Les Extraits de CHANELの一本を開けるには、まず一本の紐を断ち切らなければならない。紐を切ると現れるのは封蝋の層、その内側にはbaudrucheと呼ばれる薄い膜がある。この工程をシャネルは百年以上守り続けており、箱の中には専用の小さな鋏と革製の鞘まで用意されている。この所作のための道具を添えることで、そこにひとつの儀式としての重みが生まれる。
Les Extraitsシリーズは現在全11本。最初にL'Extrait N°5として世に出たものも含め、いずれもスプレー式ではなく、ガラス棒で香水をすくい取り、耳の後ろや胸元、手首の内側にそっと点すスタイルを採る。体温がゆっくりと香りを呼び覚ますのだ。調香師のOlivier Polge氏はこう説明する。「Les Extraitsを直接吹きかける人はいません。あまりに貴重だからです。数滴だけで香りは十分に広がり、痕跡を残してくれます」
1921年の透明なガラスボトルから始まった
この儀式的な感覚の原点をたどると、1921年にN°5が誕生した当時の姿に行き着く。透明なガラスボトル、無駄のないライン、装飾らしい装飾はほとんどない。この形は今日まで受け継がれ、キャップやラベル、比率において控えめな調整が加えられてきたのみだ。19種類あるLes Exclusifs de CHANELも同じ語彙を継承しており、白いラベルと極めてシンプルなボトルによって視覚的要素を最小限に抑え、それぞれの香りそのものに語らせている。

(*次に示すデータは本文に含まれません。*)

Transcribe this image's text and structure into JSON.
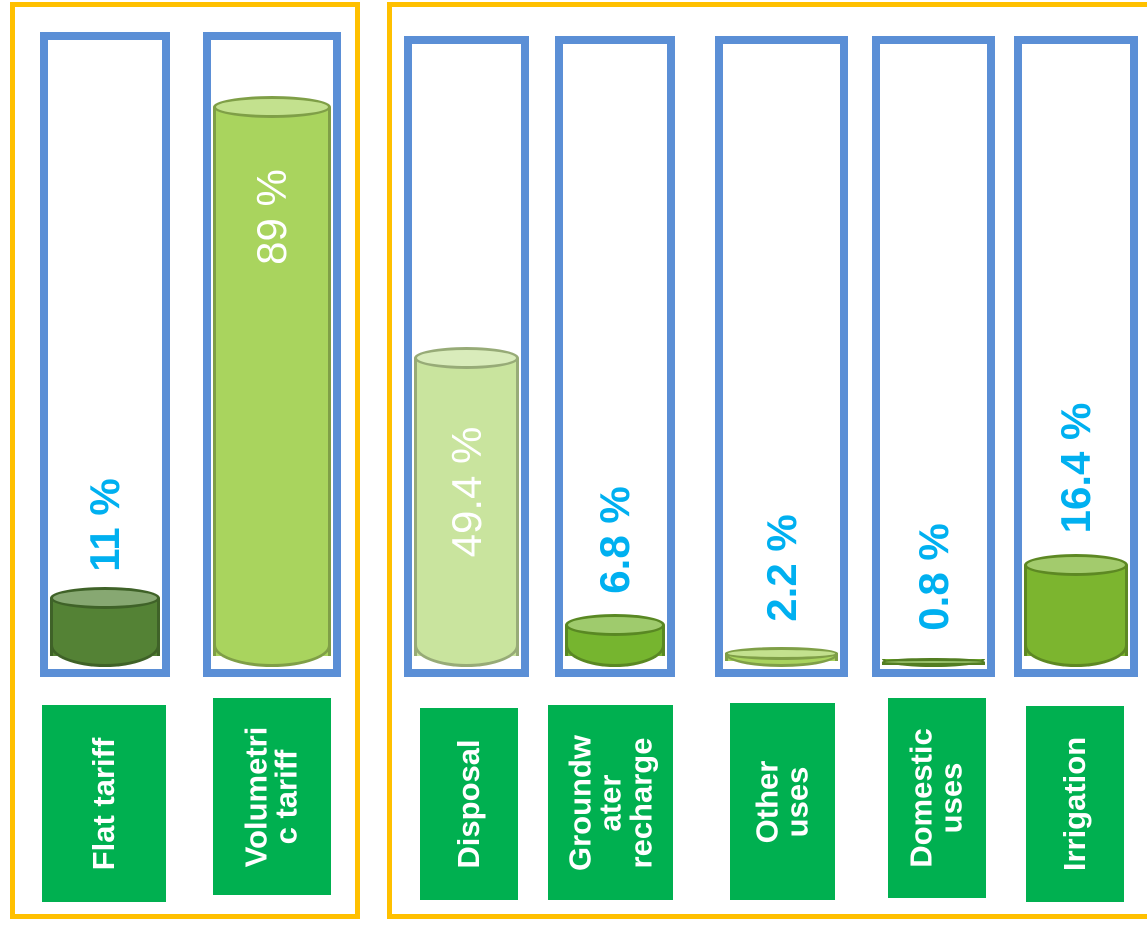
{
  "chart_data": [
    {
      "type": "bar",
      "categories": [
        "Flat tariff",
        "Volumetric tariff"
      ],
      "category_lines": [
        [
          "Flat tariff"
        ],
        [
          "Volumetri",
          "c tariff"
        ]
      ],
      "values": [
        11,
        89
      ],
      "value_labels": [
        "11 %",
        "89 %"
      ],
      "ylim": [
        0,
        100
      ],
      "colors": [
        "#548235",
        "#A9D45E"
      ],
      "label_colors": [
        "#00B0F0",
        "#FFFFFF"
      ],
      "label_bold": [
        true,
        false
      ]
    },
    {
      "type": "bar",
      "categories": [
        "Disposal",
        "Groundwater recharge",
        "Other uses",
        "Domestic uses",
        "Irrigation"
      ],
      "category_lines": [
        [
          "Disposal"
        ],
        [
          "Groundw",
          "ater",
          "recharge"
        ],
        [
          "Other",
          "uses"
        ],
        [
          "Domestic",
          "uses"
        ],
        [
          "Irrigation"
        ]
      ],
      "values": [
        49.4,
        6.8,
        2.2,
        0.8,
        16.4
      ],
      "value_labels": [
        "49.4 %",
        "6.8 %",
        "2.2 %",
        "0.8 %",
        "16.4 %"
      ],
      "ylim": [
        0,
        100
      ],
      "colors": [
        "#C9E49E",
        "#76B52F",
        "#A9D45E",
        "#6FA82D",
        "#7CB52F"
      ],
      "label_colors": [
        "#FFFFFF",
        "#00B0F0",
        "#00B0F0",
        "#00B0F0",
        "#00B0F0"
      ],
      "label_bold": [
        false,
        true,
        true,
        true,
        true
      ]
    }
  ],
  "style": {
    "frame_color": "#FFC000",
    "tube_color": "#5B8FD6",
    "category_box_color": "#00B050",
    "category_text_color": "#FFFFFF"
  }
}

Les Exclusifsのキャップを開けると、その内側には互いに組み合わさった二つのCの文字が刻まれている。このディテールはもともと、技術的な課題を解決するために生まれたものだった――磁石の位置を正確に定めることで、キャップ外側のCCロゴが常に正しい向きを向くようにするためだ。Legastelois氏は、Gabrielle Chanelの「内側も外側と同じくらい美しくあるべき」という言葉に着想を得て、この技術的な構造をそのまま露出させるのではなく、その位置にCCロゴを刻み込むことにしたという。
Les Extraits de CHANELの化粧箱も、同じ論理に従っている。八角形の外観はN°5のキャップの造形を反映すると同時に、パリのヴァンドーム広場を思わせる。香水瓶を取り出した後、箱の内側のクッション材は取り外し可能で、箱そのものはジュエリーボックスとして使い続けることができる。こうして、ひとつのデザインの命は途切れることなく続いていく。
四角いボトルはN°5のデザインDNAを受け継ぎながら、31 Le Rougeのリップスティックシリーズともどこか似た佇まいを見せる。軽やかで、中身を交換でき、バッグに入れて持ち歩ける。かつては私的な空間だけに属していた香りが、今ではタクシーに乗り込むとき、オフィスに向かうとき、あるいはデートに出かけるとき、使う人とともにある。それはまさに、Gabrielle Chanelが語った「最も稀な贅沢とは、行動の自由である」という言葉と響き合っている。
2026年7月、上海で開催されたCHANEL Grand Parfumeurのイベントでメディアの取材に応じたSylvie Legastelois氏は、シャネルが自分とチームに与えてくれる最も贅沢なものは「時間」だと語った。数年をかけてひとつひとつの些細なディテールを練り上げることができるからこそ、デザインそのものも香りと同じように、人の心を動かす力を持てるのだという。